In a serial morphological study, it was noted that against the backdrop of treatment in patients with Bekhterev's disease occurs:

  • reduction of the thickness of the synovium;
  • decrease in the number of CD55 * -synoviocytes, neutrophils, as well as CD68 - and CD 163 macrophages;
  • reduction of expression of vascular cell adhesion molecule (VCAM 1) on endothelial cells.

The number of lymphocytes (CD20) and plasma cells in treatment has not changed.

In patients with gouty arthritis, after the appointment of infliximab, a decrease in the number of macrophages, CD31 cells and blood vessels was detected. The latter is due to a decrease in the expression of vascular endothelial growth factor and other stimulant angiogenesis.
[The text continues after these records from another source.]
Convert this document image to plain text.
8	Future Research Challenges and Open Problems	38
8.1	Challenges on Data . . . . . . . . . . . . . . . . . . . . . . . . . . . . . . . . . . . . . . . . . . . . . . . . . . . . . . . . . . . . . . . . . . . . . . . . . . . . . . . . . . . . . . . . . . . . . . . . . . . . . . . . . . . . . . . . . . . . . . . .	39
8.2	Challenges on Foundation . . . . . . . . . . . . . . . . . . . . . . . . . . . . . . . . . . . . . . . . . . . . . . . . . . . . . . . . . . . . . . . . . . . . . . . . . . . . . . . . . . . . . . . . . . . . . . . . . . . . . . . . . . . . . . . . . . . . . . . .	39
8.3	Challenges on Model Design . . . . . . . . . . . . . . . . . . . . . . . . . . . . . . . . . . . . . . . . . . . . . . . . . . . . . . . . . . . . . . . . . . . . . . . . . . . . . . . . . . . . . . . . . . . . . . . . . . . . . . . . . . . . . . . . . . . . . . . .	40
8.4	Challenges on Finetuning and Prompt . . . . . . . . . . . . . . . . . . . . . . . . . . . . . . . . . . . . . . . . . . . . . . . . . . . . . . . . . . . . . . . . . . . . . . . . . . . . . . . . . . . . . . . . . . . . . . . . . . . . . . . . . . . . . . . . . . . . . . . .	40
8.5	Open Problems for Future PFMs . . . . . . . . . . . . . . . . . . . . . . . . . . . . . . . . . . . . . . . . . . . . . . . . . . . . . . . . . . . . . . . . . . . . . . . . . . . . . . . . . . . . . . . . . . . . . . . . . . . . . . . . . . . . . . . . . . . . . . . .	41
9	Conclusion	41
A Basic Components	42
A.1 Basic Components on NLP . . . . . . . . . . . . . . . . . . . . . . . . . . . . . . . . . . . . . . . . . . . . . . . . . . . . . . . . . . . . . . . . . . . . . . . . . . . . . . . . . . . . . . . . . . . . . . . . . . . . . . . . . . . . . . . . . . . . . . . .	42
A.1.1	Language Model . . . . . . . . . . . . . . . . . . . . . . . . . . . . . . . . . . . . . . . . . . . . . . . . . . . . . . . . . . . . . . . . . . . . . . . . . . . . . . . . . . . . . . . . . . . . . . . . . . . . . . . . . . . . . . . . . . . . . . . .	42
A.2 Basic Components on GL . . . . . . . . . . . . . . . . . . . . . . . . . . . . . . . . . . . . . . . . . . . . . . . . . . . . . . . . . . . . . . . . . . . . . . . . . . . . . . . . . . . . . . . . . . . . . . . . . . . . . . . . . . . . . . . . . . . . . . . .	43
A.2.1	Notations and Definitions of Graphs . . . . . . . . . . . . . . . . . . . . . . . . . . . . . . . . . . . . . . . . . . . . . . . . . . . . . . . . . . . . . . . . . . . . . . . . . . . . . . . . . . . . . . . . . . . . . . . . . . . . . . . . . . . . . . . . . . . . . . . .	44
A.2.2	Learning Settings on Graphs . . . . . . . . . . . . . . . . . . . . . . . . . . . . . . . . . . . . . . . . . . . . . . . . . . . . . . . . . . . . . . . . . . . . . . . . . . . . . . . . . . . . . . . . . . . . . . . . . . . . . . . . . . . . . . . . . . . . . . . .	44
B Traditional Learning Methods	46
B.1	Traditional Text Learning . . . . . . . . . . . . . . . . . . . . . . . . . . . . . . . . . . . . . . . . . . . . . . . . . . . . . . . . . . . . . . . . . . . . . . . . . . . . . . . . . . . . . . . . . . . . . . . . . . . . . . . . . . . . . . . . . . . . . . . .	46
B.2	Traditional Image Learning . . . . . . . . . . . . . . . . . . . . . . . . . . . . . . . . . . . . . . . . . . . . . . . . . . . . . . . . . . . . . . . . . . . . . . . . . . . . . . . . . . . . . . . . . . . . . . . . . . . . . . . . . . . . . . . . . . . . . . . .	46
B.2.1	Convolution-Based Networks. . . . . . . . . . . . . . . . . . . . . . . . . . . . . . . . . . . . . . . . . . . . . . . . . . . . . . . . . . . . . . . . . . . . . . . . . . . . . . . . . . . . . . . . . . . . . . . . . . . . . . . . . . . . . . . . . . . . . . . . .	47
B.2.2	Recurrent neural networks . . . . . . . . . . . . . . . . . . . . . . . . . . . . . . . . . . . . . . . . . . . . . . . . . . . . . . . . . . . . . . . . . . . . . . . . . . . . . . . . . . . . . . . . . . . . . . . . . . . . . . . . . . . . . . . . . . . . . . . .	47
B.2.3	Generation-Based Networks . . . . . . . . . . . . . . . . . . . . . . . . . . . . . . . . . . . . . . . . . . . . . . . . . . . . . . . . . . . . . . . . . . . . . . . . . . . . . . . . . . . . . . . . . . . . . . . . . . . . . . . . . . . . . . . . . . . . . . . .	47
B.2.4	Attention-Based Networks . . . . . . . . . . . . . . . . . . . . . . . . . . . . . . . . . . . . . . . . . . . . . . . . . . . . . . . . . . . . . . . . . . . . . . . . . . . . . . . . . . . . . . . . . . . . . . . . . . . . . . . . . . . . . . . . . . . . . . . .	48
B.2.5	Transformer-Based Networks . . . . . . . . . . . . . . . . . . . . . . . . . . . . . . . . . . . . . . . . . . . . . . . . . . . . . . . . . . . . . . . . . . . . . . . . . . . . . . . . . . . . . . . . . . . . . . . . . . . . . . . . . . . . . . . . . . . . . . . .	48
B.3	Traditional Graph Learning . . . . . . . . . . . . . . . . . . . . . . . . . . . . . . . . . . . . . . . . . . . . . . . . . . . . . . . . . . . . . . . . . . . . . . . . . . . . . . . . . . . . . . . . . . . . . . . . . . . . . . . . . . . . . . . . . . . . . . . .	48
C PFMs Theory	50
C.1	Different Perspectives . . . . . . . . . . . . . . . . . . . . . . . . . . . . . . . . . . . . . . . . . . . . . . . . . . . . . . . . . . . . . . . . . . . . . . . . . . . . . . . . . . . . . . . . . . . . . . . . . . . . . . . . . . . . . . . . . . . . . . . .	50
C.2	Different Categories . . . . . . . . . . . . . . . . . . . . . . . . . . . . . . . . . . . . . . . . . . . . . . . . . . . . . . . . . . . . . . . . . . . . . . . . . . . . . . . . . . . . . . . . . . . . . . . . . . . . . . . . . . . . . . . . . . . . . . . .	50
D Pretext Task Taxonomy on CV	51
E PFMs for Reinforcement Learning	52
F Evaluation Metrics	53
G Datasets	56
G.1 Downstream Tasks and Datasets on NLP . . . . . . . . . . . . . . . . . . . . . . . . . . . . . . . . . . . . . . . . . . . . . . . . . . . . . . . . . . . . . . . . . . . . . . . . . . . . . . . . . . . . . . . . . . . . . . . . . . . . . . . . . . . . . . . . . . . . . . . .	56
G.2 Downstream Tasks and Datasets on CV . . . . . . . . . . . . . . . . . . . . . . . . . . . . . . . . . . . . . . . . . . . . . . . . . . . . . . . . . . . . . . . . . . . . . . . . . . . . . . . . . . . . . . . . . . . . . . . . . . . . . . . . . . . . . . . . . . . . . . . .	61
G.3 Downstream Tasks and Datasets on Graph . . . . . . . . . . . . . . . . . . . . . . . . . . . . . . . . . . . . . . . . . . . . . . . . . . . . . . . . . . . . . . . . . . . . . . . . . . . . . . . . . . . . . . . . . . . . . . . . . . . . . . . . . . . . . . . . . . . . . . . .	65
Recommendations for the use of infliximab in rheumatoid arthritis

Indications

  • Reliable diagnosis of RA according to the criteria of the American College of Rheumatology.
  • High activity of the RA (DAS index> 5.1) (two-time confirmation is necessary within one month).
  • No effect or poor tolerance of adequate therapy with methotrexate and at least one more standard BPVP.
  • The adequacy of therapy with DMARD is determined by considering the duration of treatment for at least 6 months, and for at least two of them the drug is prescribed in a standard therapeutic dose (in the absence of side effects). In the case of the appearance of the latter and the need to abolish the BPAP, the duration is usually not less than 2 months.

Contraindications

  • Pregnancy and lactation.
  • Heavy infections (sepsis, abscesses, tuberculosis and other opportunistic infections, septic arthritis of unprocessed joints during the preceding 12 months).
  • Heart failure of III-IV functional classes (NYHA).
  • Data on demyelinating diseases of the nervous system in the anamnesis.
  • Hypersensitivity reactions to infliximab, other murine proteins, as well as to any of the inactive components of the drug.
  • Age younger than 18 years (however, in the presence of indications, infliximab can be used in children and adolescents).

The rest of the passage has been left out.